Naquele dia 6 de maio de 2021, a comunidade viveu mais de cinco horas de tiroteios intensos, que terminaram num cenário de terror
Júlia Barbon
Rio de Janeiro, RJ
O Ministério Público do Rio de Janeiro pediu o arquivamento das investigações de mais dez mortes no massacre da favela do Jacarezinho. Com isso, até agora, 15 dos 28 óbitos que ocorreram na operação policial mais letal da história do Rio de Janeiro tiveram as apurações interrompidas.
Naquele dia 6 de maio de 2021, a comunidade viveu mais de cinco horas de tiroteios intensos, que terminaram num cenário de terror. Os óbitos ocorreram em 13 locais diferentes, tanto nas vielas quanto em casas de moradores, o que gerou investigações independentes da Promotoria.
Apenas 1 desses 13 inquéritos resultou em denúncia até aqui: o de Omar Pereira da Silva, jovem de 21 anos alvejado no quarto de uma criança. Outros quatro seguem em curso pelo Ministério Público, incluindo o do policial civil André Frias, assassinado no início da incursão, que deve gerar denúncia em breve.
Nos quatro novos pedidos de arquivamento, a força-tarefa do caso, liderada pelo promotor André Luis Cardoso, argumenta que não há provas suficientes para continuar as apurações, já que testemunhas oculares não foram localizadas, depoimentos divergem e laudos não sugerem “execuções” nem remoção de corpos.

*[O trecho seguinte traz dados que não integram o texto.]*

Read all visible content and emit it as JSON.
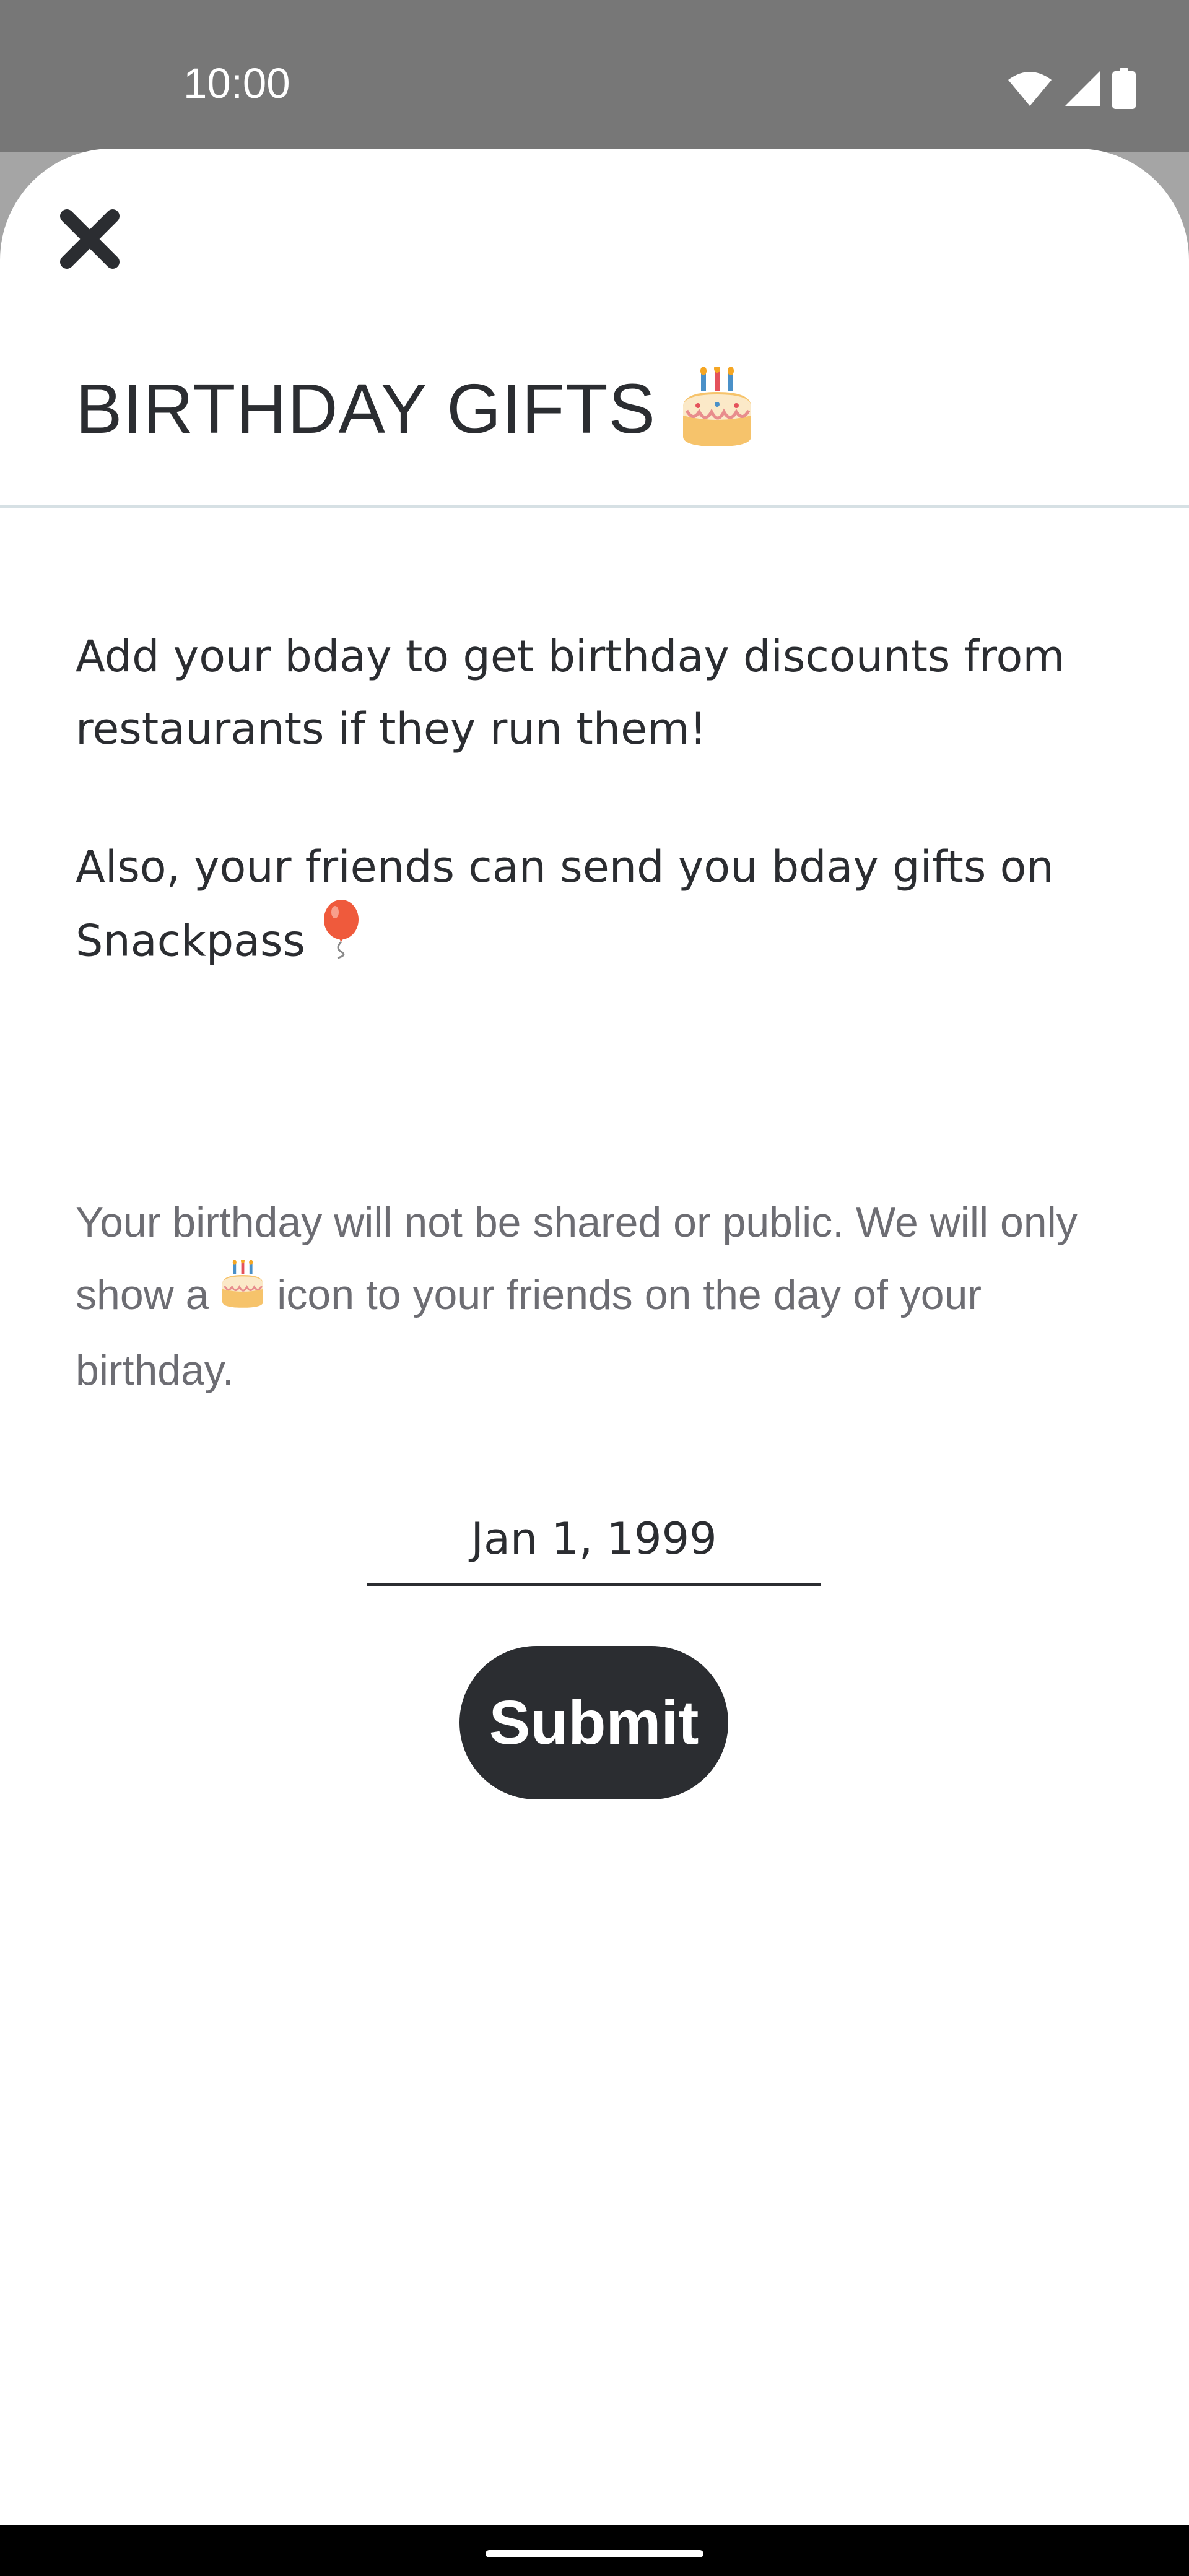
{
  "status_bar": {
    "time": "10:00",
    "icons": [
      "wifi-icon",
      "cell-signal-icon",
      "battery-icon"
    ]
  },
  "sheet": {
    "close_icon": "close-icon",
    "title": "BIRTHDAY GIFTS",
    "title_icon": "birthday-cake-icon",
    "para1": "Add your bday to get birthday discounts from restaurants if they run them!",
    "para2": "Also, your friends can send you bday gifts on Snackpass",
    "para2_icon": "balloon-icon",
    "para3_part1": "Your birthday will not be shared or public. We will only show a",
    "para3_icon": "birthday-cake-icon",
    "para3_part2": "icon to your friends on the day of your birthday.",
    "birthday_value": "Jan 1, 1999",
    "submit_label": "Submit"
  },
  "colors": {
    "status_bar_bg": "#777777",
    "primary_text": "#2b2d31",
    "secondary_text": "#6d6d73",
    "button_bg": "#2b2d31",
    "divider": "#d6e0e4"
  }
}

Um dos pedidos, feito nesta segunda (28), refere-se a uma ocorrência com seis vítimas, mortas em um suposto confronto que se iniciou na rua Santa Laura e se prolongou até o terceiro andar de uma casa vazia, onde foram encontrados sinais de tiros cruzados em mais de uma parede.
“Desde o princípio, a investigação conviveu com as dificuldades de mortes ocorridas em via pública durante intensa troca de tiros enquanto operação policial, sendo que só por isso é esperada a ausência de testemunhas presenciais diante da necessidade premente de buscar abrigo”, escrevem eles.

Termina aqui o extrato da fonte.